# Practice with Dictionaries & Counters

NLP Challenges to introduce Counters and practice more with dictionaries and lists.

## Counters

Counters are a subclass aka subtype of `Dictionaries`. They're useful for quickly counting / tallying things up.


Key difference from dictionaries
* return 0 count for missing items instead of returning a key error

In [None]:
from collections import Counter
# import the counter class from collections module

In [None]:
c = Counter(['eggs', 'ham'])
c

In [None]:
# The key "green_eggs" does not exist in our counter
c['green_eggs']

Similar to dictionaries, you can retrieve elements with the key

In [None]:
c['eggs']

We can iterate values

In [None]:
c['eggs'] += 1

In [None]:
print(c['eggs'])

Usefulness of having a default key of zero

In [None]:
color_counts = Counter()

for word in ['red', 'blue', 'red', 'green', 'blue', 'blue']:
    color_counts[word] += 1

In [None]:
color_counts

# NLP Example

Practice with Lists, Dictionaries

In [None]:
import requests

response = requests.get("https://raw.githubusercontent.com/khushmeeet/potter-nlp/master/final_data/book1.txt")
data = response.text

### 1.Inspect the data

* What type of object is the `data` variable?
* What's the length of the `data` variable?
* How many words and characters?
* What does the text look like? (can you look at part / subset of the data?)

To count word occurances, we might want to split text from a single huge string to individual words or tokens. We could split using string split

In [None]:
# split the first 50 characters into tokens by their space character
data[260:300].split(" ")

However, this will make it more challenging to count characters like "mrs. dursley" whose names are multiple words. Let's replace this name with something else before we count the occurances of characters.

### 3. Correct some mistakes

We realize that our naive tokenization (splitting our full text string into individual words made some errors.

Using the dictionary mapping the original text to our desired replacement, replace these substrings in the original data.

In [None]:
# Dictionary mapping a substring to its replacement
corrections = {'mr. and mrs. dursley': 'the_dursleys',
               'mr. dursley': 'mr_dursley',
               'mrs. dursley': 'mrs_dursley'
              }

### 4. Split data into tokens

Make a list of strings, where each element of the list contains a word in the `data` variable. To simplify things we can split words on space character only.
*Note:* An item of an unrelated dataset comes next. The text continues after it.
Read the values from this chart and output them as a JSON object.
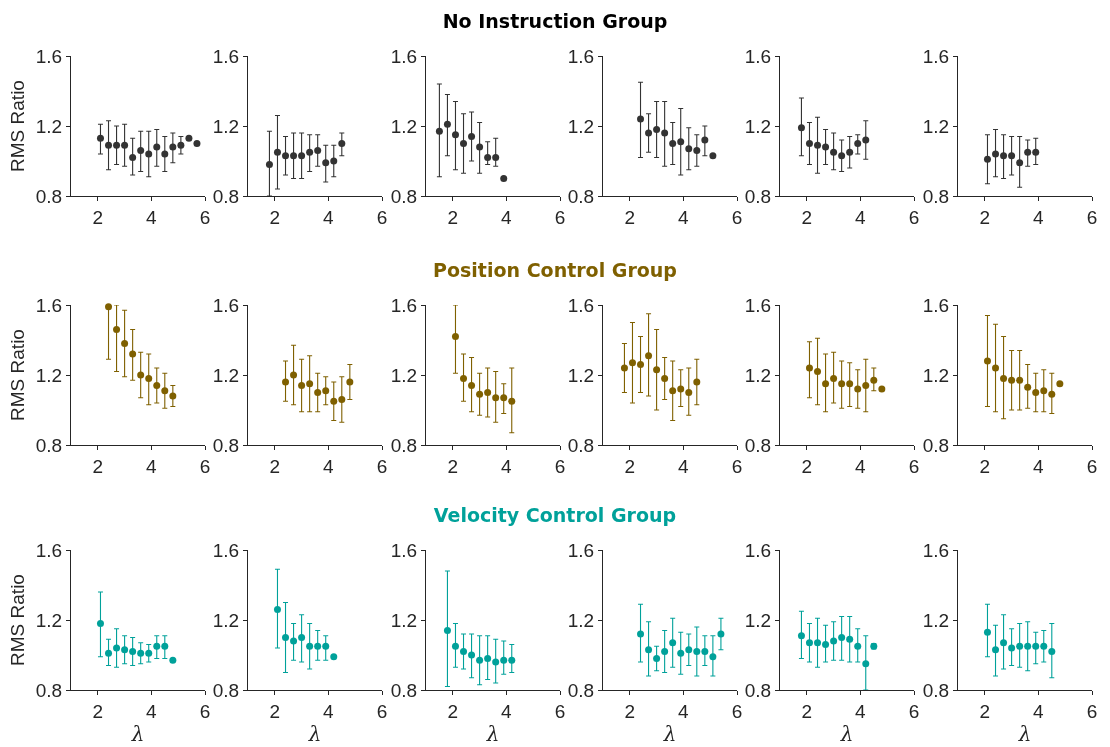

### 4. How many times does each characters name appear?

In [None]:
hp_chars = list(corrections.values()) + ['harry', 'hagrid', 'dumbledore', 'hermione','ron']

### 5. Plot your results

Read the documentation for Seaborn barplot to learn how to make a chart: https://seaborn.pydata.org/generated/seaborn.barplot.html

There's some helper code to convert our dictionary into a new object type a Pandas `DataFrame` to match the Seaborn documentation and examples.

In [None]:
import seaborn as sns
import pandas as pd

In [None]:
# we're going to make a DataFrame object from our dictionary
data = pd.DataFrame(char_counts.values(), char_counts.keys())
# I'm renaming the columns and resetting the index to match the Seaborn tutorial
data = data.reset_index().rename(columns={'index': 'character', 0:'num_occurances'})

Now we have a DataFrame with one row for each character, and two columns `character` and `num_occurances`

In [None]:
data

In [None]:
# We can remove harry from the dataset if we want
# df = df[df['character'] != 'harry']